Said bartender was back in Washington for a few weeks, and made a comment that serves as a perfect bookend to his initial question, but first, a little background.

One may argue over how one describes the "Seventies Sound," but, as anyone who has seen the wonderful That '70's Show can attest, there is clearly something that can be identified as a " '70's style." (A Mind That Suits hates that show because it is 100% accurate, and the characters were all born, apparently, within 6 months of each other, and of A Mind That Suits. It embarrasses him, and makes him squirm.) In music, one could point out that the Sex Pistols were from the '70's, but Nevermind the Bollocks did not go gold until the '80's. If you define the '70's Sound by what one expected to hear when one snapped on the radio, one band clearly defined the decade the way the Beatles defined the '60's, and that band was Paul McCartney and Wings. From Up Against the Wall to Cheap Trick, beating Paul was what pop music was all about. You could even define Punk as "not Paul," since the punks said they were rebelling against what was going on in rock at the time, which was Paul. Given the sporadic output of John Lennon and George Harrison back then, A Mind That Suits found himself in many arguments with other young people who said that Paul McCartney was all there was to the Beatles.

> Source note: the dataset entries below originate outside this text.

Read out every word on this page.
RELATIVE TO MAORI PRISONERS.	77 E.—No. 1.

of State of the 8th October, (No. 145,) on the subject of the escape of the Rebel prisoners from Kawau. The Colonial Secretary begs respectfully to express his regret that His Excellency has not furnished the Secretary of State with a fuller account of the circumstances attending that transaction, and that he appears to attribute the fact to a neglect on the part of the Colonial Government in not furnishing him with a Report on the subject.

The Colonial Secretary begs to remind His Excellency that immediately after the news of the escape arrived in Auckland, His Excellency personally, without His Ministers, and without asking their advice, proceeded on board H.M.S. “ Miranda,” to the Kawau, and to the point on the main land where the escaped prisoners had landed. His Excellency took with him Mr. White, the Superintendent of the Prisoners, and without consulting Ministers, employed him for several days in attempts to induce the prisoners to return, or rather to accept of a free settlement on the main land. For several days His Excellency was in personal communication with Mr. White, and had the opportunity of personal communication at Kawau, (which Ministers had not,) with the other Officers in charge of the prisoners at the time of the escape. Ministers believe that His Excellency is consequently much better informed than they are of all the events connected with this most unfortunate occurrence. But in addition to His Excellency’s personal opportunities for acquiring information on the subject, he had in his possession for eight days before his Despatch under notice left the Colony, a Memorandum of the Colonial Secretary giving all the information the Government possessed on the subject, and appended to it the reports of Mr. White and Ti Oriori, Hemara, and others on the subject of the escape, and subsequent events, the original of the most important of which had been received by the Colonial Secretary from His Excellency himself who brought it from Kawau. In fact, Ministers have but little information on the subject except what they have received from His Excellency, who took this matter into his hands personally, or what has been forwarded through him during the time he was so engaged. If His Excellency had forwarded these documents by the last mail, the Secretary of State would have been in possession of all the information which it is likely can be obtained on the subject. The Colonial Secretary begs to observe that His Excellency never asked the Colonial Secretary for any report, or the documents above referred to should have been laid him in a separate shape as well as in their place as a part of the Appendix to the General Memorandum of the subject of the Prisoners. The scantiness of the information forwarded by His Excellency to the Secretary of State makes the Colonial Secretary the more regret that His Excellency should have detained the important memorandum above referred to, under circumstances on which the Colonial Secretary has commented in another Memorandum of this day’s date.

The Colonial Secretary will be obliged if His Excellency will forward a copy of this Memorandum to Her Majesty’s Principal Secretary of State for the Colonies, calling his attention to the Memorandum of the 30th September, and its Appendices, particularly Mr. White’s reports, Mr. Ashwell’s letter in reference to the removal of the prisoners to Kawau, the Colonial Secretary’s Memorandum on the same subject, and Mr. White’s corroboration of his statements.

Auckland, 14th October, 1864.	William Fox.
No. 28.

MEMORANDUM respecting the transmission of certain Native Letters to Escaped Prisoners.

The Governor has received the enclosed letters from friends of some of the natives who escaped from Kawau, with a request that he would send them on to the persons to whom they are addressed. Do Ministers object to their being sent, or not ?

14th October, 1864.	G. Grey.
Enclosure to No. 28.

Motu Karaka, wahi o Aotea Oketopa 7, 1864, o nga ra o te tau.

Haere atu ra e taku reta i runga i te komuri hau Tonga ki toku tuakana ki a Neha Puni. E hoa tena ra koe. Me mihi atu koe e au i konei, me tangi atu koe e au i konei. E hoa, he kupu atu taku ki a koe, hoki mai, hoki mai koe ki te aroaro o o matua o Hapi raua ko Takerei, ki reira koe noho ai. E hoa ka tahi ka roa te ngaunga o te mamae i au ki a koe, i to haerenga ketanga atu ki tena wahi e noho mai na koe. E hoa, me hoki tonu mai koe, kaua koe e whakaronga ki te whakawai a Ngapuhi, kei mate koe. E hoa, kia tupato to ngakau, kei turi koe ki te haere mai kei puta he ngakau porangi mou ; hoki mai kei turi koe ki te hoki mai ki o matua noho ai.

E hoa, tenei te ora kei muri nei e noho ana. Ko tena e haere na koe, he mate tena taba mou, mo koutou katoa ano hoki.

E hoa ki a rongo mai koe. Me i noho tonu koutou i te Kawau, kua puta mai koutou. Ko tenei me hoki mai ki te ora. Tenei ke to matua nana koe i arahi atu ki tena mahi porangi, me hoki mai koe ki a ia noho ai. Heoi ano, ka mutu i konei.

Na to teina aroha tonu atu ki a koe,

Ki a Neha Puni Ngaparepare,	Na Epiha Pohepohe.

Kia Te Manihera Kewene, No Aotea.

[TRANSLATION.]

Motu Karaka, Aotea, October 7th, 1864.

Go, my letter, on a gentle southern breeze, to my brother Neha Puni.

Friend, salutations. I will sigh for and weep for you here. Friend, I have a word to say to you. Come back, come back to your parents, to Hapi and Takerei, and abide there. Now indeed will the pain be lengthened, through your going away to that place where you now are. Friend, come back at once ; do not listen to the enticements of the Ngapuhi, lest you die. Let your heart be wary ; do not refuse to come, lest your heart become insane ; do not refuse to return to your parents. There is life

And then John was murdered, and, for some reason, Paul's career sputtered out a few years thereafter, if you can describe a nuclear rocket ship as "sputtering out." A Mind That Suits began to find himself in arguments with people who maintained that John Lennon was all there was to the Beatles. He did not find this a comfortable position to be in--he has always been on the Lennon/Harrison side of things. But he has always been a fair person, and it takes a lot to minimize Paul McCartney's role in the Beatles.

The details of Paul's career in the last 20 years are interesting, in an antiseptic, analytical kind of way, but the main point is that he has not dominated public consciousness the way he dominated it, with few challengers, for the 20 years before that.

And so A Mind That Suits happily gave the greates hits package to his youngish friend, with the warning that much of it was precursor to the '80's Hair Bands.

What was the bartenders reaction? "I can't get into Wings. If I want to hear the Seventies Sound, I can listen to (list of second-tier, forgettable bands.) I don't have to listen to that."

Sic Transit Gloria Mundi.
(Thus passes the Glory of the World, for those of you who took no Latin.)